After telling her family and friends, Sanfle said she was flooded with support from all sides.

“The Blue Valley High School community has been amazing,” Sanfle said. “They took up donations to clean my house. They did a meal train and fed my family for six months.”

In addition to the support given by the school community, she said that she found comfort in therapy.

“I have an amazing therapist that I probably wouldn’t have made it through the last year and a half [without],” Sanfle said. “I was seeing [my therapist] very regularly through all of it to process, ‘What does this mean for my life? How can I take it as positive lessons? How it can impact my life in the long run?’”

Sanfle emphasized the importance of being aware that breast cancer is a very real and large threat to not only yourself, but those around you as well.

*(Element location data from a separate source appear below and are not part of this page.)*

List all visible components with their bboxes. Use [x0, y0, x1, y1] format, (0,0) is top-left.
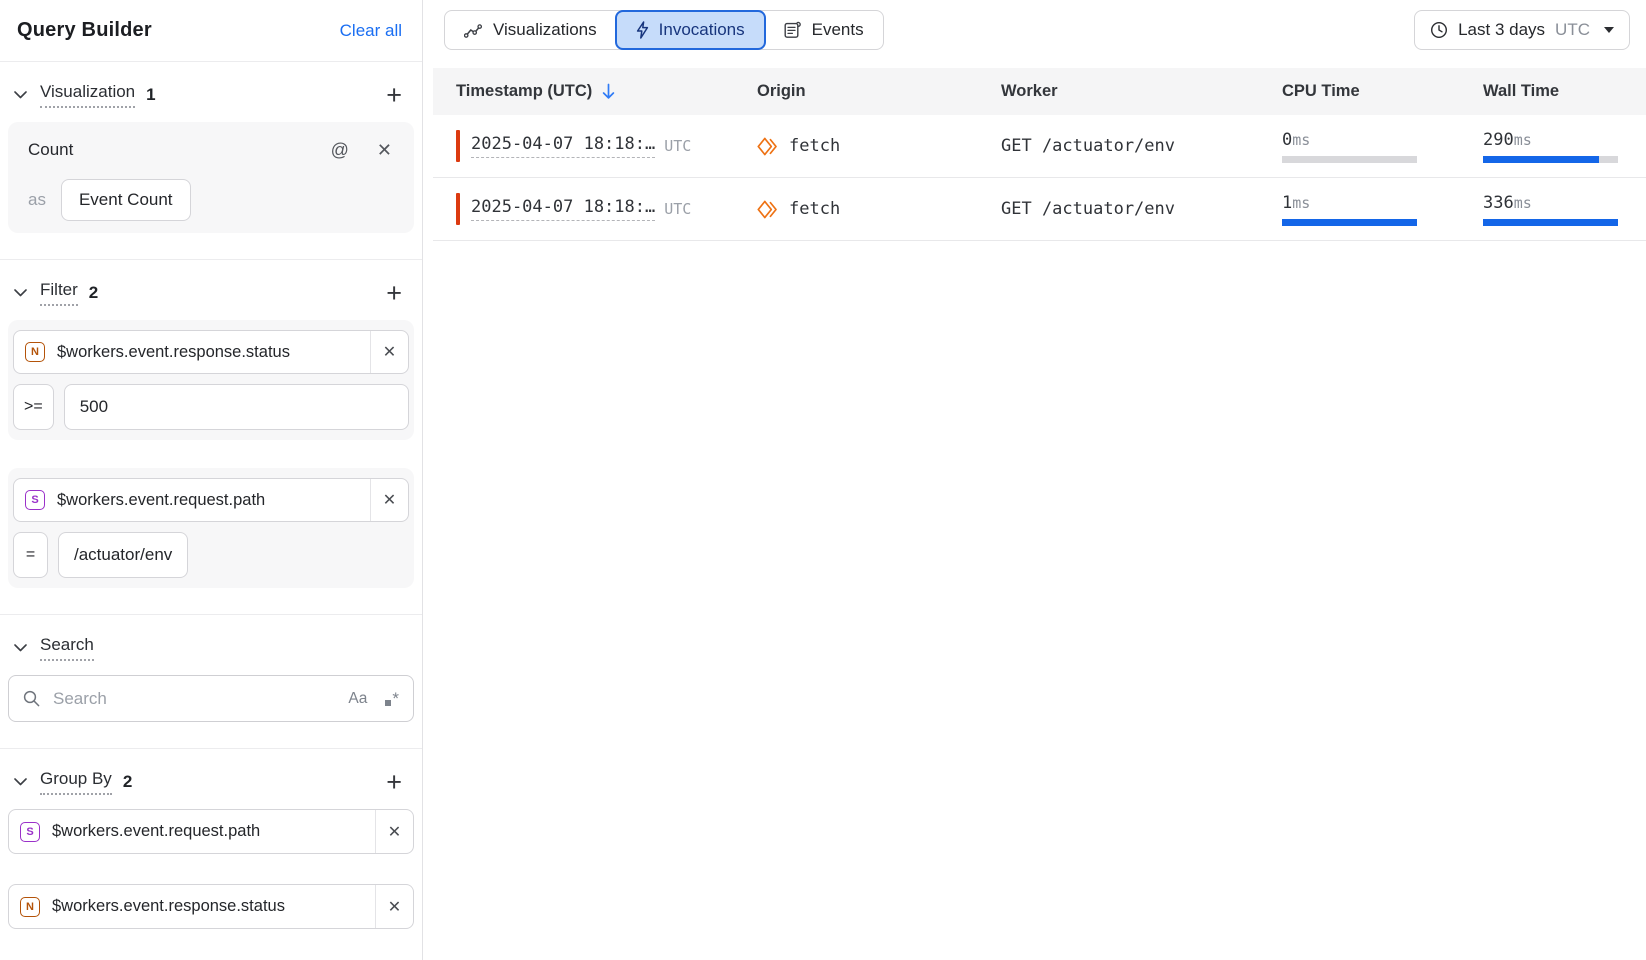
filter-field[interactable]: N $workers.event.response.status ✕	[13, 330, 409, 374]
origin-value: fetch	[789, 199, 840, 219]
fetch-origin-icon	[757, 200, 779, 219]
alias-at-icon[interactable]: @	[329, 139, 351, 161]
filter-operator[interactable]: =	[13, 532, 48, 578]
filter-field[interactable]: S $workers.event.request.path ✕	[13, 478, 409, 522]
time-range-value: Last 3 days	[1458, 20, 1545, 40]
filter-label: Filter	[40, 280, 78, 306]
wall-time-metric: 336ms	[1483, 193, 1646, 226]
time-range-timezone: UTC	[1555, 20, 1590, 40]
visualization-count: 1	[146, 85, 155, 105]
visualization-function: Count	[28, 140, 73, 160]
filter-count: 2	[89, 283, 98, 303]
table-row[interactable]: 2025-04-07 18:18:… UTC fetch GET /actuat…	[433, 115, 1646, 178]
chevron-down-icon[interactable]	[10, 640, 31, 656]
fetch-origin-icon	[757, 137, 779, 156]
clock-icon	[1430, 21, 1448, 39]
timestamp-link[interactable]: 2025-04-07 18:18:…	[471, 197, 655, 221]
column-header-worker: Worker	[1001, 82, 1271, 101]
number-type-icon: N	[25, 342, 45, 362]
panel-title: Query Builder	[17, 19, 152, 42]
column-header-origin: Origin	[757, 82, 1001, 101]
cpu-time-metric: 1ms	[1282, 193, 1473, 226]
invocations-table: Timestamp (UTC) Origin Worker CPU Time W…	[433, 68, 1646, 960]
visualization-card: Count @ ✕ as Event Count	[8, 122, 414, 233]
string-type-icon: S	[20, 822, 40, 842]
search-box: Aa *	[8, 675, 414, 722]
add-group-by-button[interactable]: +	[380, 769, 408, 796]
remove-group-by-icon[interactable]: ✕	[375, 810, 413, 853]
filter-field-name: $workers.event.response.status	[57, 343, 370, 362]
close-icon[interactable]: ✕	[375, 139, 394, 161]
group-by-field-name: $workers.event.response.status	[52, 897, 375, 916]
filter-section: Filter 2 + N $workers.event.response.sta…	[0, 260, 422, 615]
sort-descending-icon	[601, 83, 616, 100]
tab-invocations[interactable]: Invocations	[615, 10, 766, 50]
column-header-wall-time: Wall Time	[1473, 82, 1646, 101]
visualization-section: Visualization 1 + Count @ ✕ as Event Cou…	[0, 62, 422, 260]
group-by-section: Group By 2 + S $workers.event.request.pa…	[0, 749, 422, 955]
group-by-label: Group By	[40, 769, 112, 795]
event-note-icon	[784, 21, 802, 39]
number-type-icon: N	[20, 897, 40, 917]
worker-value: GET /actuator/env	[1001, 199, 1175, 219]
origin-value: fetch	[789, 136, 840, 156]
results-area: Visualizations Invocations Events Last 3…	[423, 0, 1646, 960]
cpu-time-bar	[1282, 156, 1417, 163]
visualization-label: Visualization	[40, 82, 135, 108]
match-case-icon[interactable]: Aa	[348, 690, 367, 708]
column-header-timestamp[interactable]: Timestamp (UTC)	[433, 82, 757, 101]
filter-card: N $workers.event.response.status ✕ >= 50…	[8, 320, 414, 440]
wall-time-bar	[1483, 156, 1618, 163]
wall-time-bar	[1483, 219, 1618, 226]
tab-visualizations[interactable]: Visualizations	[445, 11, 616, 49]
group-by-field[interactable]: N $workers.event.response.status ✕	[8, 884, 414, 929]
filter-field-name: $workers.event.request.path	[57, 491, 370, 510]
tab-events[interactable]: Events	[765, 11, 883, 49]
cpu-time-bar	[1282, 219, 1417, 226]
query-builder-header: Query Builder Clear all	[0, 0, 422, 62]
filter-value[interactable]: /actuator/env	[58, 532, 188, 578]
alias-value-button[interactable]: Event Count	[61, 179, 191, 221]
caret-down-icon	[1604, 27, 1614, 33]
query-builder-panel: Query Builder Clear all Visualization 1 …	[0, 0, 423, 960]
table-header-row: Timestamp (UTC) Origin Worker CPU Time W…	[433, 68, 1646, 115]
search-section: Search Aa *	[0, 615, 422, 749]
remove-filter-icon[interactable]: ✕	[370, 331, 408, 373]
group-by-count: 2	[123, 772, 132, 792]
remove-filter-icon[interactable]: ✕	[370, 479, 408, 521]
as-label: as	[28, 190, 46, 210]
timestamp-timezone: UTC	[664, 137, 691, 155]
line-chart-icon	[464, 23, 483, 38]
remove-group-by-icon[interactable]: ✕	[375, 885, 413, 928]
view-tabs: Visualizations Invocations Events	[444, 10, 884, 50]
wall-time-metric: 290ms	[1483, 130, 1646, 163]
error-marker	[456, 130, 460, 162]
time-range-selector[interactable]: Last 3 days UTC	[1414, 10, 1630, 50]
chevron-down-icon[interactable]	[10, 774, 31, 790]
chevron-down-icon[interactable]	[10, 87, 31, 103]
timestamp-timezone: UTC	[664, 200, 691, 218]
clear-all-button[interactable]: Clear all	[340, 21, 402, 41]
lightning-bolt-icon	[636, 21, 649, 39]
regex-icon[interactable]: *	[385, 690, 399, 707]
chevron-down-icon[interactable]	[10, 285, 31, 301]
string-type-icon: S	[25, 490, 45, 510]
add-filter-button[interactable]: +	[380, 280, 408, 307]
worker-value: GET /actuator/env	[1001, 136, 1175, 156]
filter-card: S $workers.event.request.path ✕ = /actua…	[8, 468, 414, 588]
filter-operator[interactable]: >=	[13, 384, 54, 430]
filter-value[interactable]: 500	[64, 384, 409, 430]
table-row[interactable]: 2025-04-07 18:18:… UTC fetch GET /actuat…	[433, 178, 1646, 241]
column-header-cpu-time: CPU Time	[1271, 82, 1473, 101]
results-toolbar: Visualizations Invocations Events Last 3…	[423, 0, 1646, 68]
group-by-field-name: $workers.event.request.path	[52, 822, 375, 841]
cpu-time-metric: 0ms	[1282, 130, 1473, 163]
error-marker	[456, 193, 460, 225]
search-label: Search	[40, 635, 94, 661]
search-icon	[23, 690, 40, 707]
timestamp-link[interactable]: 2025-04-07 18:18:…	[471, 134, 655, 158]
add-visualization-button[interactable]: +	[380, 82, 408, 109]
search-input[interactable]	[53, 689, 348, 709]
group-by-field[interactable]: S $workers.event.request.path ✕	[8, 809, 414, 854]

“Breast cancer affects one in eight women, and if you look around the school and how many girls there are, to think that one in eight of us will be affected by breast cancer is an unbelievably high number,” Sanfle said. “That’s two or three girls out of every class you sit in every day.”

Since breast cancer affects many people, Sanfle said it is better to get scans and exams done instead of waiting and not taking care of yourself.

“I didn’t think I ever thought it would happen to me — I don’t have a family history and I have very low risk factor,” Sanfle said, “On paper, the probability that I would have breast cancer at all is about 5 percent. Just because you don’t think it’s going to happen doesn’t mean that it won’t.”

Sanfle said battling breast cancer has changed her and how she views her role in her life.

“If I looked back at how I’ve spent my time I want to be filling my life with the things that make me happy and support people around me,” Sanfle said, “[Cancer] has helped me see more clearly [of] what my place in the world is and what I want it to be.”